Der Bundesgerichtshof erläuterte in seinem Urteil vom 12.06.2012 (VI ZR 138/11), daß nicht von einer allgemeinen Glättebildung auszugehen sei, die eine Streupflicht begründen könnte, wenn im Bereich eines Grundstücks nur vereinzelte Glättestellen ohne erkennbare Anhaltspunkte für eine ernsthaft drohende Gefahr vorhanden seien.

Die winterliche Räum- und Streupflicht beruhe auf der Verantwortlichkeit durch Verkehrseröffnung und setze eine konkrete Gefahrenlage, d.h. eine Gefährdung durch Glättebildung bzw. Schneebelag voraus. Grundvoraussetzung für die Räum- und Streupflicht auf Straßen oder Wegen sei das Vorliegen einer allgemeinen Glätte und nicht nur das Vorhandensein einzelner Glättestellen (vgl. BGH, Beschlüsse vom 21. Januar 1982 – III ZR 80/81).

Es betünden Räum- und Streupflichten regelmäßig für die Zeit des normalen Tagesverkehrs, d.h. an Sonn- und Feiertagen ab 9.00 Uhr (vgl. OLG Köln, VersR 1997, 506, 507; OLG Jena, aaO; LG Berlin, Grundeigentum 2010, 272). Bei Auftreten von Glätte im Laufe des Tages sei allerdings dem Streupflichtigen ein angemessener Zeitraum zuzubilligen, um die erforderlichen Maßnahmen zur Bekämpfung der Glätte zu treffen (vgl. Senatsurteil vom 27. November 1984 – VI ZR 49/83, aaO; BGH, Beschlüsse vom 20. Dezember 1984 – III ZR 54/84, VersR 1985, 189; vom 27. April 1987 – III ZR 123/86, VersR 1987, 989).
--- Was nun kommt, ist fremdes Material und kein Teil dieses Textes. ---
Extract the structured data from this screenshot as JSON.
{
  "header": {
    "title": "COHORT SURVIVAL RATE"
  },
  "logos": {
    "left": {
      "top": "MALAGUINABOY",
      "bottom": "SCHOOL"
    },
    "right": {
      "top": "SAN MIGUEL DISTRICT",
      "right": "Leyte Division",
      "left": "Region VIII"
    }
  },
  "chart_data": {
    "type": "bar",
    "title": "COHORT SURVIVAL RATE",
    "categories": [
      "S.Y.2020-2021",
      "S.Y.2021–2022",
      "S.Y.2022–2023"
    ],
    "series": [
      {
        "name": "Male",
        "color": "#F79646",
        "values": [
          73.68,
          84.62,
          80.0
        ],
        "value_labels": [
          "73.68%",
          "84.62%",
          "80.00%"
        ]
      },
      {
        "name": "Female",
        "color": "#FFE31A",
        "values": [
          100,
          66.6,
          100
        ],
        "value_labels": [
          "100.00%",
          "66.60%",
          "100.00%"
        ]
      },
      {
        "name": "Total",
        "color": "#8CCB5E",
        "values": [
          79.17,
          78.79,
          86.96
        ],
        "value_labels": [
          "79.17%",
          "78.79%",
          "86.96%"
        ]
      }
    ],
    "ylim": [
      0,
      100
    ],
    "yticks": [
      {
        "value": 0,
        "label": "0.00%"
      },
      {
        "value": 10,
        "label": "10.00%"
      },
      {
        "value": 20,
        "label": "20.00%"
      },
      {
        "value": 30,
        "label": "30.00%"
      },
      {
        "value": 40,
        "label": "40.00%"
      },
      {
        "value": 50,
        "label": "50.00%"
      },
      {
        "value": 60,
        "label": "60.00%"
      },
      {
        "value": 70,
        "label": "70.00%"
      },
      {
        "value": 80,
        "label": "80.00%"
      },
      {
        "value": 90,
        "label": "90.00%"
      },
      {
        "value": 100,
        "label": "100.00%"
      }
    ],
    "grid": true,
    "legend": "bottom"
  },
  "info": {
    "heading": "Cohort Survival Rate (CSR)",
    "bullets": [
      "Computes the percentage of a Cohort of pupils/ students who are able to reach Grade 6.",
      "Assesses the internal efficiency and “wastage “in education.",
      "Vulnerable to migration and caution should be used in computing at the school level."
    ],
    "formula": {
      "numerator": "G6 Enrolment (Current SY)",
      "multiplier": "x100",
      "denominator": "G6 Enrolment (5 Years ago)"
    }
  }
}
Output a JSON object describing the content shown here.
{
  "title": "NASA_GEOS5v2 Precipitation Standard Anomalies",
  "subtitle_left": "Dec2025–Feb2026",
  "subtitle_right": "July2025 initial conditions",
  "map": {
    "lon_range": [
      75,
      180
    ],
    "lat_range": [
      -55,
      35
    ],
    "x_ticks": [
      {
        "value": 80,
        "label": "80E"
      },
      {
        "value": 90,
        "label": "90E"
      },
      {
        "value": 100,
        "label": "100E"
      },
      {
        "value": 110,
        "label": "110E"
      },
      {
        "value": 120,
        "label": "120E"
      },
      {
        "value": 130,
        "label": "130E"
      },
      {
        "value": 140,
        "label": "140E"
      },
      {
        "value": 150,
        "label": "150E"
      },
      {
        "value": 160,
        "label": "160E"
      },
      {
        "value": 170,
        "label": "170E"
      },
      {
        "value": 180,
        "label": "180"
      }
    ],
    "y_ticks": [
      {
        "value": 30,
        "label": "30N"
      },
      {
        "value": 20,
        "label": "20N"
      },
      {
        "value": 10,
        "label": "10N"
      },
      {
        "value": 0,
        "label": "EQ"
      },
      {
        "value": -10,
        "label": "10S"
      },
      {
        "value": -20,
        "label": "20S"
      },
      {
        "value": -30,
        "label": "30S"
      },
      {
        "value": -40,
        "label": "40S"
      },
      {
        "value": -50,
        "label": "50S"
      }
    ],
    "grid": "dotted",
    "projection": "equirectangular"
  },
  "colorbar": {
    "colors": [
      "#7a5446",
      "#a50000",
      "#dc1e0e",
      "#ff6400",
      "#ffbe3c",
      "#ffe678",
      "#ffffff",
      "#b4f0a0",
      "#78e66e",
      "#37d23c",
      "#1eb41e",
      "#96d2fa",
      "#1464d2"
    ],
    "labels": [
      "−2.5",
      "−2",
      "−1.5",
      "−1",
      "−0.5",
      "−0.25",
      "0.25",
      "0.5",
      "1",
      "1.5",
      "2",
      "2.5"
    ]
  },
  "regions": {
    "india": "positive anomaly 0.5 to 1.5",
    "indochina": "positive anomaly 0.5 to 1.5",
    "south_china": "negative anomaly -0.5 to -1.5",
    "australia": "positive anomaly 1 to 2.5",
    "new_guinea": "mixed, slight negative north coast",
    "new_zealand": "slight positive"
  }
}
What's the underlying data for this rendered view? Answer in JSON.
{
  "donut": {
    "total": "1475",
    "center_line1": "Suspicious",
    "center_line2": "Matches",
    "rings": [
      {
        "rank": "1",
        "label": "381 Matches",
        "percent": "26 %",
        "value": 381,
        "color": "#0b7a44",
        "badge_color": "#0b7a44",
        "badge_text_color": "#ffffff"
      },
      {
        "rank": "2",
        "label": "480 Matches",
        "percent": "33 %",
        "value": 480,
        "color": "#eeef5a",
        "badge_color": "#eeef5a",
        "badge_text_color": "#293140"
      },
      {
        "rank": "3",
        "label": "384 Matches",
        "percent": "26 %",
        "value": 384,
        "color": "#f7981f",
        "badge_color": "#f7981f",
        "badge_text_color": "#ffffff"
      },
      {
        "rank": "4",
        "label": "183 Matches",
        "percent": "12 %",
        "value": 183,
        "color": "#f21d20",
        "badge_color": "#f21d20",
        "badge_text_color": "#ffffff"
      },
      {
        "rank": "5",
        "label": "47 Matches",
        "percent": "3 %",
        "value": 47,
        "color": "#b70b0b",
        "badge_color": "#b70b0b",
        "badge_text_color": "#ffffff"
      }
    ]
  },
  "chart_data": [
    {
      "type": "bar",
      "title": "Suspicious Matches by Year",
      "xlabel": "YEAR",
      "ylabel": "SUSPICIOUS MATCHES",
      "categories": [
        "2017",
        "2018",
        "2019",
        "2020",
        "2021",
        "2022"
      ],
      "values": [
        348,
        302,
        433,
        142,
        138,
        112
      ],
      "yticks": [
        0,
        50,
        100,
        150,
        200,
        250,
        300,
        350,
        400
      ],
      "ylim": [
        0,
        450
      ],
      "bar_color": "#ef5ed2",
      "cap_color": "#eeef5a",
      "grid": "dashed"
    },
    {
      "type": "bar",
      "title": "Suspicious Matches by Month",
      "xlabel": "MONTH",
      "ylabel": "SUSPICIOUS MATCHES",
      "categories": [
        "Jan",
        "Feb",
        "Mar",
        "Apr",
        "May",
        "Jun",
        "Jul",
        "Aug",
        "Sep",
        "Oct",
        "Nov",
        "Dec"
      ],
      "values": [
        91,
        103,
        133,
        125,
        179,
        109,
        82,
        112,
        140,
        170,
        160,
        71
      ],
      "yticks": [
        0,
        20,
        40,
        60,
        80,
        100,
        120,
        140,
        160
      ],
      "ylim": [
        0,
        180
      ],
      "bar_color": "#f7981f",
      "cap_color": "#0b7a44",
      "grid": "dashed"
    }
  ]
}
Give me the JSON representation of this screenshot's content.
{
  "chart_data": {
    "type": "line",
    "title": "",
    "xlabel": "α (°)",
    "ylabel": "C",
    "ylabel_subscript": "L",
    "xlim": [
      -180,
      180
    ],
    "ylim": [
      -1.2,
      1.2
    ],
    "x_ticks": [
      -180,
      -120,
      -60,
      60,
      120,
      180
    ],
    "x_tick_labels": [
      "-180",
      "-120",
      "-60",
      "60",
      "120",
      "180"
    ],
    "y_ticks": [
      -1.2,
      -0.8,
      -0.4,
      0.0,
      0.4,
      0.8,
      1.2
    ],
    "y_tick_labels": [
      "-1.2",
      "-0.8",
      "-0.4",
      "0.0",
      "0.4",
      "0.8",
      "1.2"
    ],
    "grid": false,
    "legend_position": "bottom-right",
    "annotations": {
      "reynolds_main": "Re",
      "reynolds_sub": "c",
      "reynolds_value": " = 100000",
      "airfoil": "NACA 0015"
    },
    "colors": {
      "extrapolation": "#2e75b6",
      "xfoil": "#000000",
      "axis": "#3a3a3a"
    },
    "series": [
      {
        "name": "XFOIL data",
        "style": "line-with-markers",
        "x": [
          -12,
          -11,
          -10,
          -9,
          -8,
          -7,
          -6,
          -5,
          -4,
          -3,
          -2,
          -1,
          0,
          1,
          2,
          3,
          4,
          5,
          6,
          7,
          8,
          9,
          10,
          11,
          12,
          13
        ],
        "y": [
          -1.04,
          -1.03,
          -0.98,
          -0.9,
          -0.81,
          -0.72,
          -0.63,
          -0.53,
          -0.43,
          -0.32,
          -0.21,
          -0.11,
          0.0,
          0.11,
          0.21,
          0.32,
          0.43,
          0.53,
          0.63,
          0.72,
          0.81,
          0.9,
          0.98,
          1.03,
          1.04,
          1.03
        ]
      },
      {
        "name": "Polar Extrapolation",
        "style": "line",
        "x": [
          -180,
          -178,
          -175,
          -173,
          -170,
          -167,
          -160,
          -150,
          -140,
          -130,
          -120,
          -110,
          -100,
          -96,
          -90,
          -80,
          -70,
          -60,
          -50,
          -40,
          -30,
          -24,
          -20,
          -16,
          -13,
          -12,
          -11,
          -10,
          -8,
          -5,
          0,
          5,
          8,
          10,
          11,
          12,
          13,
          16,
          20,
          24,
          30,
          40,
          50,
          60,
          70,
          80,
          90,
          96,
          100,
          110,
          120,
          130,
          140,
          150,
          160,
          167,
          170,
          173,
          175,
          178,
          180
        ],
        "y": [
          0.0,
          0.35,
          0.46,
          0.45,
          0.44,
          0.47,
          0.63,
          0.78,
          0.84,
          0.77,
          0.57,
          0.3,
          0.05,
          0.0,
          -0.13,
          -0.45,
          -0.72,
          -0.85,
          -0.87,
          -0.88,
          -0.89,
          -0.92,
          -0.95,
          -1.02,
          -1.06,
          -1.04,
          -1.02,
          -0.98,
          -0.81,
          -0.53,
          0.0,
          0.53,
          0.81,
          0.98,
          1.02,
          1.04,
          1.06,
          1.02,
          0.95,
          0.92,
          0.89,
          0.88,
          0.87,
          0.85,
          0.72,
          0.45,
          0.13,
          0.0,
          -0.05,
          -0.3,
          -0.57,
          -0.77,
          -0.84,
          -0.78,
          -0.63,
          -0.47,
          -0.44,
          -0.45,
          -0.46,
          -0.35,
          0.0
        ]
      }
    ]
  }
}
In dem zugrundeliegenden Fall verlangte die Klägerin von der Beklagten Zahlung von Schmerzensgeld und materiellen Schadensersatz aufgrund eines Glatteisunfalls.

Sie suchte am Sonntag, dem 23. Dezember 2007, gegen 10.00 Uhr im Auftrag ihrer Arbeitgeberin, eines Pflegedienstunternehmens, das Grundstück der Beklagten, einer Kundin, auf, um ihr eine Weihnachtsgrußkarte zukommen zu lassen. Von der Straße aus führt ein etwa zwei Meter breiter Weg auf dem Grundstück zum Hauseingang, den die Klägerin benutzte, um die Karte in den Briefkasten einzuwerfen. Als sie in Richtung ihres Fahrzeugs zurückging, kam sie auf dem Weg zu Fall.

Die Klägerin behauptete, sie sei auf dem zum Grundstück der Beklagten gehörenden, unstreitig nicht gestreuten Weg auf einer Eisfläche, die ein Ausmaß von etwa 20 x 30 cm gehabt und sich mittig auf dem Weg nahe der Grundstücksgrenze befunden habe, ausgerutscht und deshalb gestürzt. Weder auf dem Hinweg zum Hauseingang der Beklagten noch auf dem Rückweg habe sie diese Eisfläche bemerken können.

Das Landgericht hatte die Klage abgewiesen. Das Oberlandesgericht hatte die Berufung der Klägerin zurückgewiesen. Mit der vom Berufungsgericht zugelassenen Revision verfolgte die Klägerin ihren Klageanspruch weiter und unterlag.